There have been cases of torture recorded on video for a while. Of course, there are bad apples everywhere. But it’s important how the government reacts to that. And ours is rather humane: how many torturers are in jail for what they did? So you can torture, just don’t get caught. And the unit that was sent to Bucha and, according to our government, did not do anything bad there, has been awarded the honorary title of “guards”. For not doing anything, I suppose.

It’s important to understand one thing about the torture and the cut-off heads. Do you think that the torture only happens in jail, and the atrocities only happen in Ukraine? There is no impenetrable wall between prison and freedom in Russia; and those who murdered, raped, and pillaged in Ukraine, will go back home after they lose. With weapons — that will be impossible to control. And they will bring what they had learnt over there to the streets of the cities whose residents now think that it does not concern them. Putin is waging a war somewhere, what’s it to do with me?

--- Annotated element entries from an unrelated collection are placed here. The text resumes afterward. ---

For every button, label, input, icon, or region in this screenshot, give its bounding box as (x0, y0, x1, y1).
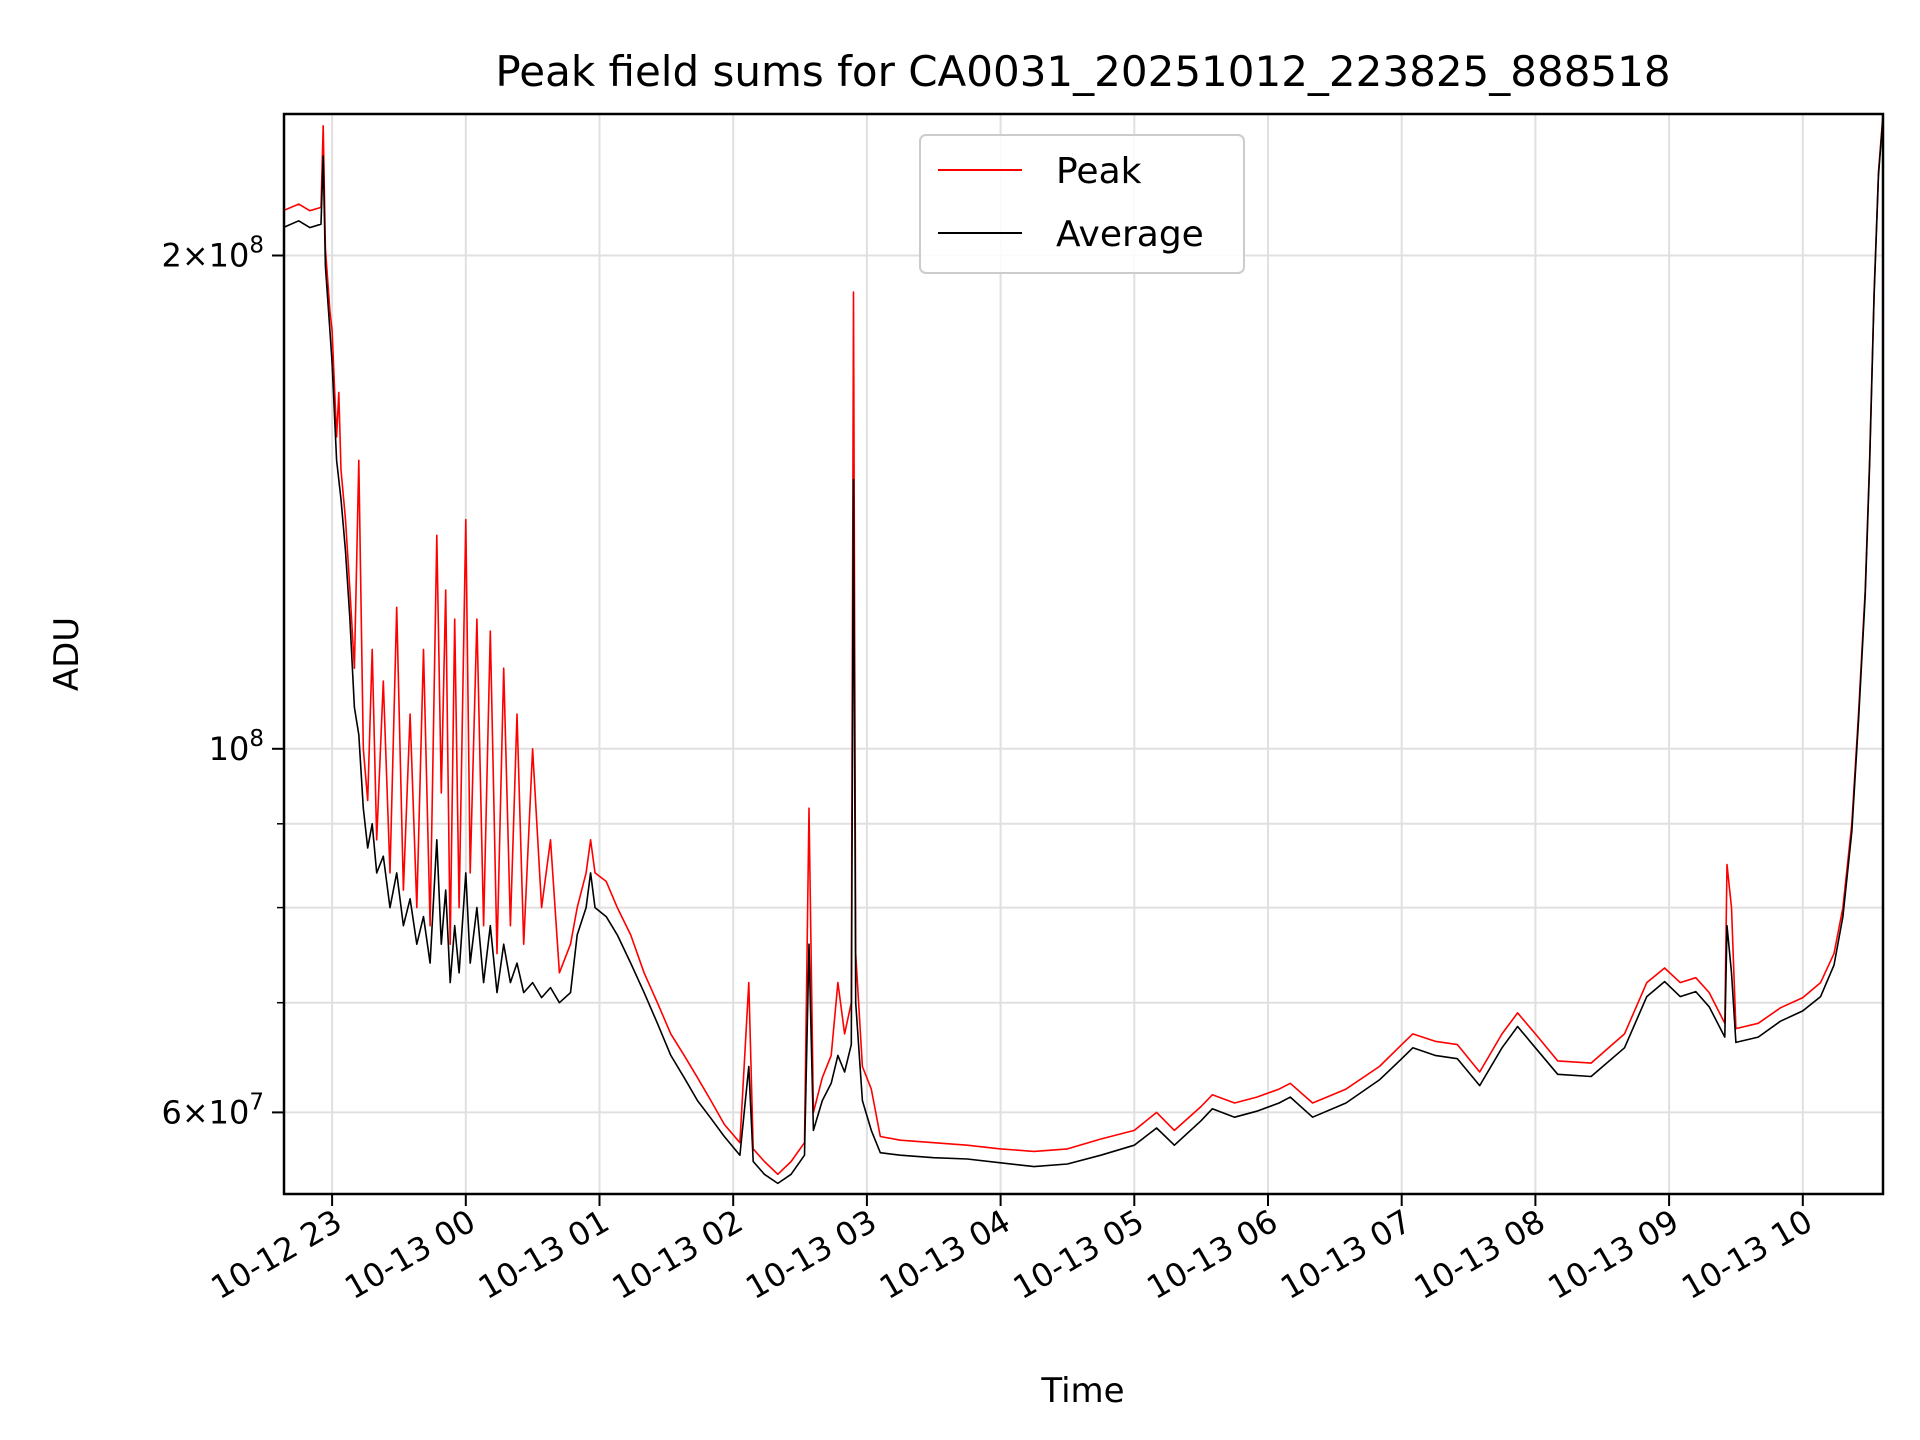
series-line-average (282, 116, 1884, 1185)
y-tick-label: 6×107 (161, 1089, 264, 1131)
series-layer (282, 113, 1884, 1185)
legend-label-peak: Peak (1056, 151, 1142, 192)
grid-lines (284, 114, 1883, 1194)
y-axis-label: ADU (47, 617, 87, 691)
series-line-peak (282, 113, 1884, 1176)
plot-frame (282, 112, 1885, 1196)
x-axis-label: Time (1040, 1371, 1124, 1411)
chart-title: Peak field sums for CA0031_20251012_2238… (495, 47, 1670, 96)
y-tick-label: 108 (209, 726, 264, 768)
legend: Peak Average (919, 134, 1245, 274)
y-axis: 6×107 108 2×108 (161, 233, 284, 1131)
y-tick-label: 2×108 (161, 233, 264, 275)
legend-label-average: Average (1056, 214, 1204, 255)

The government will increase control over everything that moves. Part of this control will be completely rational — to recruit as many people in the army as they can. And some of it will be meaningless initiatives of Russian officials wanting to curry favour with their higher-ups and stay in the zeitgeist. There will be less freedom — if we can even use this word at this point. Less freedom for everyone except criminals — there will be exceptions for them, as they are “socially close” after all.

And, of course, the bosses will use high-tech methods. In Iran, they’re already using surveillance cameras to monitor women taking off hijabs in the car or where there is no one around. There’s no one around, but there are cameras! The technological progress has proven to be a good servant of obscurantism and dictatorships, as shown by the Third Reich with Zyklon B. And we’re not far behind, too.

For example, I was arrested several times with the help of surveillance cameras. And wiretapping is making such a great contribution to the fight for morality and stability!

During the State Duma elections in 2007, United Russia ran with the following motto: “Putin’s plan — victory to Russia!”. Back then, I led the Union of the Right Forces party list in St. Petersburg, and I kept asking during all the debates: where is this plan, where is this document that starts with the word “plan” and ends with Putin’s signature? We even went as far as to offer an alternative motto: “Putin’s plan — a path towards a dead end”.

But now, it has all become crystal clear. Putin’s plan has been successfully implemented: he wanted to create a fascist state, and he did. There have been some mishaps, of course. He failed to create a fascist society: it remains indifferent and distances itself from the state, like it did hundreds of years before. And the corruption among his own elites kind of ruins the overall picture. But generally, it’s fine.

There’s nothing good this state can offer to us — both to those who have left and to those who have stayed. The force is on their side, and they do not hesitate to use it. They’re not the Committee on the State of Emergency that tried and failed to seize power in August 1991, their hands are steady, they lead a healthy lifestyle. I’m afraid for the country. And for all of us. But do not give up — no government lasts forever. This too shall pass. And no matter what happens to each one of us, we have a bigger chance of overcoming and surviving this horror if we understand our reality without turning a blind eye to the most terrible things: the cut-off heads and the total control.